Always trying to crawl inside himself, Jake Gyllenhaal has become the most fascinating leading man in movies. This is partly due to his choice of roles: He was the unlikely 'eagle scout' investigator of 'Zodiac' and an unhinged neo-Travis Bickle in 'Nightcrawler'. Now Gyllenhaal plays Jeff Bauman, the Bostonian who lost his legs in the 2013 marathon bombing and became an unlikely symbol of citywide resilience.
In its shrewd script by John Pollono (based on Bauman’s memoir), 'Stronger' never lets you forget the reticence of its hero – the 'chicken roaster from Costco,' as he’s called by an acquaintance – who is the first to question his newfound status. Wheeled out like a piece of meat on hockey rinks to cheering crowds, Gyllenhaal’s Bauman is in a constant cringe.
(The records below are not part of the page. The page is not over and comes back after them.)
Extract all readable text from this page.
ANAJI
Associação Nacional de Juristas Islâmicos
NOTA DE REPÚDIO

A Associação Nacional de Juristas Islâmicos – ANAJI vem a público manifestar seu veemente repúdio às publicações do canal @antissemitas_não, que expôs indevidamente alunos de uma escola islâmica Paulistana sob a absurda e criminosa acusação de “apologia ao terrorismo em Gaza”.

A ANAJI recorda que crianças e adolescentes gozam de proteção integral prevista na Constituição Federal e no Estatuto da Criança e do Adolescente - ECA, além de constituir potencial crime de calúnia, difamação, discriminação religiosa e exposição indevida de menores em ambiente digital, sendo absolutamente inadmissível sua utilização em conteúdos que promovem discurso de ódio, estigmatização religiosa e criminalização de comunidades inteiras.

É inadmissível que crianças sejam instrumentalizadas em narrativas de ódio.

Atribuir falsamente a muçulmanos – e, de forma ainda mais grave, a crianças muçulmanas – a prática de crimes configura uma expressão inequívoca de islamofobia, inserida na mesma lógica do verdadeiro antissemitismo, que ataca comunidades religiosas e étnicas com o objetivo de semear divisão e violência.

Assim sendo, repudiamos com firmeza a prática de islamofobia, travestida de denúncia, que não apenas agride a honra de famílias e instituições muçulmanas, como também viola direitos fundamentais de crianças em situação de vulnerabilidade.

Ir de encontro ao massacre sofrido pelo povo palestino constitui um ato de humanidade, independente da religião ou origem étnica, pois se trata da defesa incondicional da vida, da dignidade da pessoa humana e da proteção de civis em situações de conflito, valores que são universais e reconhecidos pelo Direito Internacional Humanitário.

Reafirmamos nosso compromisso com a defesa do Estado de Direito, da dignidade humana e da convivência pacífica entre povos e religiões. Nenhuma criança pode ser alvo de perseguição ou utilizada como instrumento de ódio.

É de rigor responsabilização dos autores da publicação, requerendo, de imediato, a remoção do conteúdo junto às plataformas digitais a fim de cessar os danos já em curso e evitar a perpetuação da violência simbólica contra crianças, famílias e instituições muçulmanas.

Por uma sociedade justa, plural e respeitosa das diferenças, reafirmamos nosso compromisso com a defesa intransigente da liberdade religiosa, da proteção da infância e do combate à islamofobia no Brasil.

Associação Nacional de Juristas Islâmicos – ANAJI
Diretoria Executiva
This isn’t the positive movie many will want, but it’s something better: a window into post-traumatic stress and exploded identity.
Bauman’s alcoholic mother (Miranda Richardson) and on-again-off-again girlfriend (Tatiana Maslany) are buffeted by the storm of celebrity, but the film belongs to Gyllenhaal, who transitions from a death wish to something approaching civic generosity. It’s a weird and unusually honest film.